JAKARTA – Dewan Pengurus Pusat Badan Komunikasi Pemuda Remaja Masjid Indonesia (DPP BKPRMI) menggelar Rapat Pleno Pengurus DPP dan Majelis Pertimbangan Pemuda (MPP) BKPRMI di Sekretariat DPP BKPRMI, Masjid Istiqlal Jakarta, Jumat (12/6/2026).

Rapat yang dipimpin Ketua Umum DPP BKPRMI, H. Nanang Mubarok, S.H.I., M.Sos., tersebut membahas sejumlah agenda strategis organisasi, mulai dari tindak lanjut hasil Rapimnas BKPRMI 2026, laporan pertanggungjawaban Rapimnas, laporan penyaluran bantuan kemanusiaan tahun 2025, tindak lanjut Festival Anak Sholeh Indonesia (FASI), hingga penguatan konsolidasi organisasi di tingkat nasional dan daerah.
Dalam forum tersebut, peserta rapat menerima dan menyetujui laporan pertanggungjawaban Panitia Rapimnas BKPRMI 2026 yang dinilai sukses memperkuat konsolidasi dan arah gerak organisasi dalam menjalankan program pembinaan generasi muda Islam di seluruh Indonesia.
Salah satu agenda rapat perihal Konsolidasi organisasi adalah pembahasan hasil Musyawarah Wilayah (Muswil) DPW BKPRMI Sulawesi Utara Masa Bhakti 2026–2031 yang belum menghasilkan Ketua Umum akibat deadlock persidangan. Berdasarkan keputusan peserta Muswil yang menyerahkan kewenangan penetapan kepada DPP BKPRMI, Rapat Pleno memutuskan dan menetapkan Akhina Donald Pakuku sebagai Ketua Umum DPW BKPRMI Sulawesi Utara dan Akhina Sulhan Manggabarani sebagai Sekretaris Umum untuk Masa Bhakti 2026–2031.
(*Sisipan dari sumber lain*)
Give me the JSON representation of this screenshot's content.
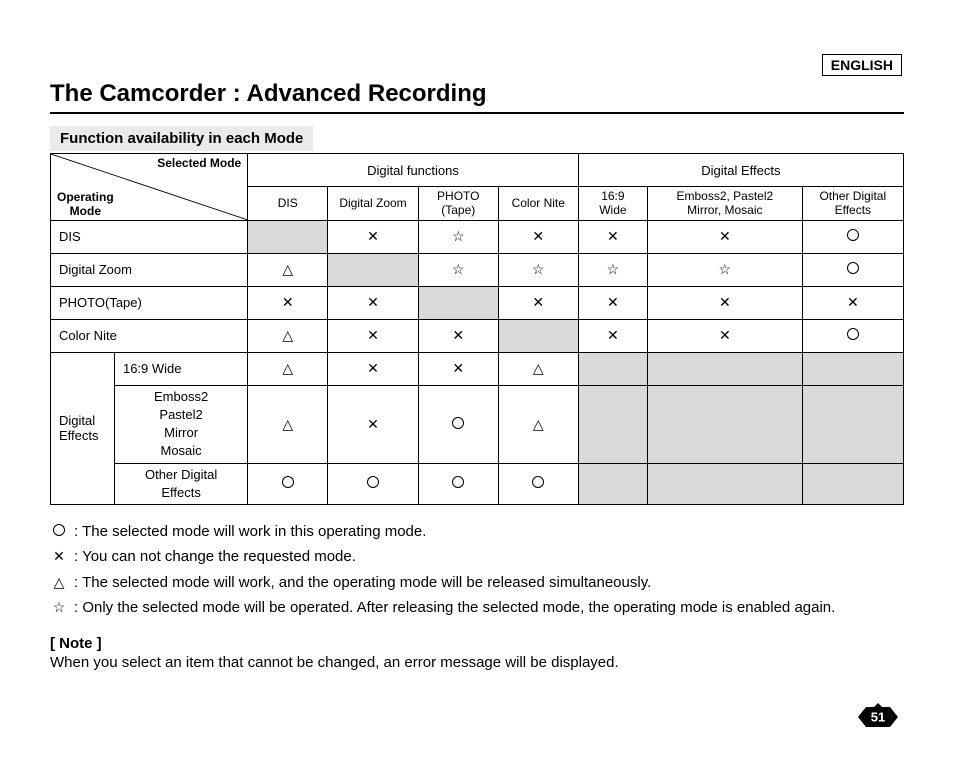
{
  "lang": "ENGLISH",
  "title": "The Camcorder : Advanced Recording",
  "subhead": "Function availability in each Mode",
  "diag": {
    "top": "Selected Mode",
    "bottom": "Operating\nMode"
  },
  "header_groups": {
    "dfunc": "Digital functions",
    "deff": "Digital Effects"
  },
  "cols": {
    "dis": "DIS",
    "dzoom": "Digital Zoom",
    "photo": "PHOTO\n(Tape)",
    "cnite": "Color Nite",
    "wide": "16:9\nWide",
    "emb": "Emboss2, Pastel2\nMirror, Mosaic",
    "other": "Other Digital\nEffects"
  },
  "rows": {
    "dis": "DIS",
    "dzoom": "Digital Zoom",
    "photo": "PHOTO(Tape)",
    "cnite": "Color Nite",
    "deff_group": "Digital\nEffects",
    "wide": "16:9 Wide",
    "emb": "Emboss2\nPastel2\nMirror\nMosaic",
    "other": "Other Digital\nEffects"
  },
  "legend": {
    "circle": ": The selected mode will work in this operating mode.",
    "cross": ": You can not change the requested mode.",
    "triangle": ": The selected mode will work, and the operating mode will be released simultaneously.",
    "star": ": Only the selected mode will be operated. After releasing the selected mode, the operating mode is enabled again."
  },
  "note_head": "[ Note ]",
  "note_body": "When you select an item that cannot be changed, an error message will be displayed.",
  "page_num": "51",
  "chart_data": {
    "type": "table",
    "title": "Function availability in each Mode",
    "columns": [
      "DIS",
      "Digital Zoom",
      "PHOTO (Tape)",
      "Color Nite",
      "16:9 Wide",
      "Emboss2, Pastel2 Mirror, Mosaic",
      "Other Digital Effects"
    ],
    "rows": [
      {
        "operating_mode": "DIS",
        "values": [
          "—",
          "✕",
          "☆",
          "✕",
          "✕",
          "✕",
          "O"
        ]
      },
      {
        "operating_mode": "Digital Zoom",
        "values": [
          "△",
          "—",
          "☆",
          "☆",
          "☆",
          "☆",
          "O"
        ]
      },
      {
        "operating_mode": "PHOTO(Tape)",
        "values": [
          "✕",
          "✕",
          "—",
          "✕",
          "✕",
          "✕",
          "✕"
        ]
      },
      {
        "operating_mode": "Color Nite",
        "values": [
          "△",
          "✕",
          "✕",
          "—",
          "✕",
          "✕",
          "O"
        ]
      },
      {
        "operating_mode": "Digital Effects / 16:9 Wide",
        "values": [
          "△",
          "✕",
          "✕",
          "△",
          "—",
          "—",
          "—"
        ]
      },
      {
        "operating_mode": "Digital Effects / Emboss2 Pastel2 Mirror Mosaic",
        "values": [
          "△",
          "✕",
          "O",
          "△",
          "—",
          "—",
          "—"
        ]
      },
      {
        "operating_mode": "Digital Effects / Other Digital Effects",
        "values": [
          "O",
          "O",
          "O",
          "O",
          "—",
          "—",
          "—"
        ]
      }
    ],
    "legend": {
      "O": "The selected mode will work in this operating mode.",
      "✕": "You can not change the requested mode.",
      "△": "The selected mode will work, and the operating mode will be released simultaneously.",
      "☆": "Only the selected mode will be operated. After releasing the selected mode, the operating mode is enabled again.",
      "—": "same-mode intersection (greyed cell)"
    }
  }
}
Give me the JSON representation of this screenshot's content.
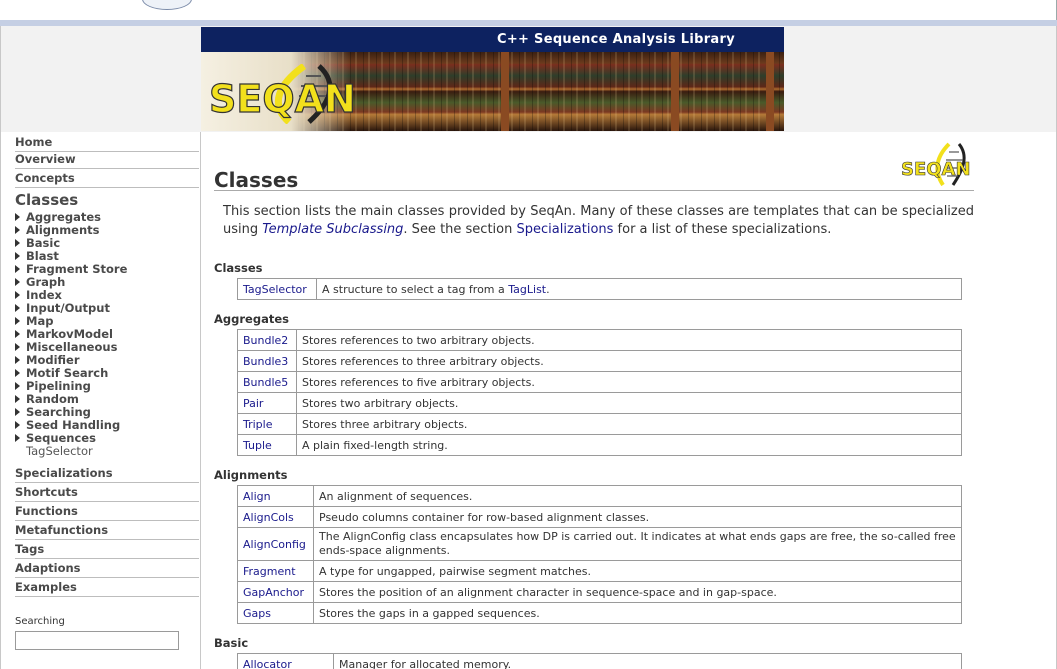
{
  "banner": {
    "subtitle": "C++ Sequence Analysis Library",
    "logo_text": "SEQAN"
  },
  "sidebar": {
    "top_items": [
      {
        "label": "Home"
      },
      {
        "label": "Overview"
      },
      {
        "label": "Concepts"
      }
    ],
    "current_section": "Classes",
    "sub_items": [
      {
        "label": "Aggregates"
      },
      {
        "label": "Alignments"
      },
      {
        "label": "Basic"
      },
      {
        "label": "Blast"
      },
      {
        "label": "Fragment Store"
      },
      {
        "label": "Graph"
      },
      {
        "label": "Index"
      },
      {
        "label": "Input/Output"
      },
      {
        "label": "Map"
      },
      {
        "label": "MarkovModel"
      },
      {
        "label": "Miscellaneous"
      },
      {
        "label": "Modifier"
      },
      {
        "label": "Motif Search"
      },
      {
        "label": "Pipelining"
      },
      {
        "label": "Random"
      },
      {
        "label": "Searching"
      },
      {
        "label": "Seed Handling"
      },
      {
        "label": "Sequences"
      }
    ],
    "plain_item": "TagSelector",
    "bottom_items": [
      {
        "label": "Specializations"
      },
      {
        "label": "Shortcuts"
      },
      {
        "label": "Functions"
      },
      {
        "label": "Metafunctions"
      },
      {
        "label": "Tags"
      },
      {
        "label": "Adaptions"
      },
      {
        "label": "Examples"
      }
    ],
    "search": {
      "label": "Searching",
      "value": ""
    }
  },
  "main": {
    "title": "Classes",
    "logo_text": "SEQAN",
    "intro": {
      "part1": "This section lists the main classes provided by SeqAn. Many of these classes are templates that can be specialized using ",
      "link1": "Template Subclassing",
      "part2": ". See the section ",
      "link2": "Specializations",
      "part3": " for a list of these specializations."
    },
    "sections": [
      {
        "heading": "Classes",
        "rows": [
          {
            "name": "TagSelector",
            "desc_pre": "A structure to select a tag from a ",
            "desc_link": "TagList",
            "desc_post": "."
          }
        ]
      },
      {
        "heading": "Aggregates",
        "rows": [
          {
            "name": "Bundle2",
            "desc": "Stores references to two arbitrary objects."
          },
          {
            "name": "Bundle3",
            "desc": "Stores references to three arbitrary objects."
          },
          {
            "name": "Bundle5",
            "desc": "Stores references to five arbitrary objects."
          },
          {
            "name": "Pair",
            "desc": "Stores two arbitrary objects."
          },
          {
            "name": "Triple",
            "desc": "Stores three arbitrary objects."
          },
          {
            "name": "Tuple",
            "desc": "A plain fixed-length string."
          }
        ]
      },
      {
        "heading": "Alignments",
        "rows": [
          {
            "name": "Align",
            "desc": "An alignment of sequences."
          },
          {
            "name": "AlignCols",
            "desc": "Pseudo columns container for row-based alignment classes."
          },
          {
            "name": "AlignConfig",
            "desc": "The AlignConfig class encapsulates how DP is carried out. It indicates at what ends gaps are free, the so-called free ends-space alignments."
          },
          {
            "name": "Fragment",
            "desc": "A type for ungapped, pairwise segment matches."
          },
          {
            "name": "GapAnchor",
            "desc": "Stores the position of an alignment character in sequence-space and in gap-space."
          },
          {
            "name": "Gaps",
            "desc": "Stores the gaps in a gapped sequences."
          }
        ]
      },
      {
        "heading": "Basic",
        "rows": [
          {
            "name": "Allocator",
            "desc": "Manager for allocated memory."
          }
        ]
      }
    ]
  },
  "colors": {
    "banner_bar": "#0d2260",
    "link": "#1a1a8c",
    "logo_yellow": "#f2e01c"
  }
}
Rapat pleno juga menetapkan Tim Formatur yang terdiri dari Akhina Donald Pakuku, Akhina Sulhan Manggabarani, serta unsur DPP BKPRMI yakni Akhina Sedek Rahman Bahta, Akhina Yeyen Munawwar, dan Akhina Abd. Rahman N. untuk menyusun kepengurusan DPW BKPRMI Sulawesi Utara secara lengkap dan representatif.
Dalam arahannya, DPP BKPRMI menekankan pentingnya semangat kebersamaan, rekonsiliasi, dan kolaborasi pasca-Muswil. DPP meminta Akhina Donald Pakuku dan Akhina Sulhan Manggabarani untuk bersama-sama menyusun kepengurusan secara inklusif dengan merangkul seluruh potensi kader BKPRMI Sulawesi Utara. DPP menegaskan bahwa proses penyusunan kepengurusan harus mengedepankan persatuan organisasi, tanpa ada pihak yang merasa ditinggalkan atau tidak terakomodasi, sehingga kepengurusan yang terbentuk benar-benar menjadi rumah besar bersama bagi seluruh keluarga BKPRMI Sulawesi Utara.

DPP BKPRMI meyakini bahwa soliditas dan kolaborasi seluruh elemen organisasi merupakan kunci utama dalam memperkuat peran BKPRMI di Sulawesi Utara, khususnya dalam pembinaan remaja masjid, pendidikan Al-Qur’an, kaderisasi kepemimpinan umat, dan pemberdayaan masyarakat.
DPP BKPRMI menegaskan bahwa seluruh keputusan rapat pleno merupakan bagian dari upaya memperkuat tata kelola organisasi, memperkokoh konsolidasi nasional, serta meningkatkan peran BKPRMI dalam pembinaan generasi Qurani dan pembangunan bangsa menuju Indonesia Emas 2045.